PatchSiren

PatchSiren cyber security CVE debrief

CVE-2026-60108 zeek CVE debrief

CVE-2026-60108 is an uncontrolled memory consumption vulnerability in Zeek's FTP analyzer. Unauthenticated remote attackers can cause process termination by sending a crafted FTP control session negotiating AUTH GSSAPI followed by a large ADAT control line. The vulnerability exists in the NVT_Analyzer component, which lacks a maximum line length check, leading to continuous internal buffer doubling without bounds during base64 decoding of an attacker-controlled ADAT token. This issue affects Zeek versions prior to 8.0.9.

Vendor
zeek
Product
Unknown
CVSS
HIGH 8.7
CISA KEV
Not listed in stored evidence
Original CVE published
2026-07-09
Original CVE updated
2026-07-10
Advisory published
2026-07-09
Advisory updated
2026-07-10

Who should care

Users of Zeek versions prior to 8.0.9 should apply the patch to prevent denial-of-service attacks. Network defenders and administrators responsible for Zeek installations are advised to review and update their systems.

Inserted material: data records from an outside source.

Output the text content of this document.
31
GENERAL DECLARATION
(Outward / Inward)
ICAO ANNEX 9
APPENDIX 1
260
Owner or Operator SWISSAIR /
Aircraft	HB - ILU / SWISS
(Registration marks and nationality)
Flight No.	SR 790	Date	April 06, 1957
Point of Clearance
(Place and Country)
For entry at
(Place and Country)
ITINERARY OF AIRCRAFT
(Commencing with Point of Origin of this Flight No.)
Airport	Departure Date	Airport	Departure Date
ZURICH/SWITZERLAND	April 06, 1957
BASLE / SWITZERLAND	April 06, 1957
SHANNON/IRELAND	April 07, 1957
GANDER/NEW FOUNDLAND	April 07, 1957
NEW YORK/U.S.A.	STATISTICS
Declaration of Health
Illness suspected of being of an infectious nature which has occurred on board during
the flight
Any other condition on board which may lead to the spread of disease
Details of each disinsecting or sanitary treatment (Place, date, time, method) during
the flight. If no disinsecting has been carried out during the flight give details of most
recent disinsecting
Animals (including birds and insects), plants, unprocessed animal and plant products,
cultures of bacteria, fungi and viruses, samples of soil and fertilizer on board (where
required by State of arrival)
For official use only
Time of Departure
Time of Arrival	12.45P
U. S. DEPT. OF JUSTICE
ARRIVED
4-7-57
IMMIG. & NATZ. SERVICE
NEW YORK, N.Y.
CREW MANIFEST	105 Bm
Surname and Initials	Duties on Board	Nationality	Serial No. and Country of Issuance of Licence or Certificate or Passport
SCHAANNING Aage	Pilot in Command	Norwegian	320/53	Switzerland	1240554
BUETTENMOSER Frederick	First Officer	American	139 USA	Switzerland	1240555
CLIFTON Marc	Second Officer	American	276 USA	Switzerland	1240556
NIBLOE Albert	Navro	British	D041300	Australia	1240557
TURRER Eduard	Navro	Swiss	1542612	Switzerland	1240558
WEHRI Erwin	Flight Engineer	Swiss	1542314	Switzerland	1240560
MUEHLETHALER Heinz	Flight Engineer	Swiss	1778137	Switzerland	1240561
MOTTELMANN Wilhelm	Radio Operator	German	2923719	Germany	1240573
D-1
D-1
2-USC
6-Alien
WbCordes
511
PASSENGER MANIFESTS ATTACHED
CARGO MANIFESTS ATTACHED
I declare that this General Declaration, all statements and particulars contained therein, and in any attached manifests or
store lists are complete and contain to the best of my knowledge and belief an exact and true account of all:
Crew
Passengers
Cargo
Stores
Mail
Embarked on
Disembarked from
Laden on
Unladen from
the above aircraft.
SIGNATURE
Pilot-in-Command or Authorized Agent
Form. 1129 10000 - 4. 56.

They should also monitor for potential exploitation attempts and implement compensating controls as necessary.

Technical summary

The vulnerability is caused by the NVT_Analyzer component's lack of a maximum line length check, allowing an attacker to continuously double its internal buffer without bounds during base64 decoding of an attacker-controlled ADAT token. This results in denial of service of the Zeek sensor. The issue is addressed in Zeek version 8.0.9. Affected users should review their systems and apply the necessary patches or updates.

Defensive priority

High

Recommended defensive actions

  • Apply the patch from https://github.com/zeek/zeek/commit/93ff6950a90cfa9d00c1062cde429313a0402a01
  • Update to Zeek version 8.0.9 or later from https://github.com/zeek/zeek/releases/tag/v8.0.9
  • Review and monitor Zeek installations for potential exploitation attempts
  • Implement compensating controls to detect and prevent similar attacks
  • Confirm whether affected product deployments exist in managed environments and assign an owner for follow-up
  • Review the supplied official advisory or CVE record to validate affected scope, severity, and vendor guidance
  • Plan vendor-supported updates or mitigations through normal change control where exposure is confirmed

Evidence notes

The CVE record was published on 2026-07-09T15:16:41.627Z and has not been modified since then. The NVD entry is currently Analyzed. This information is based on the NVD entry and the official CVE record. The vulnerability affects Zeek versions prior to 8.0.9. Users should verify their installations and apply patches or updates as necessary.

Official resources

AI-assisted PatchSiren debrief based on the supplied source corpus. The CVE record was published on 2026-07-09T15:16:41.627Z and has not been modified since then.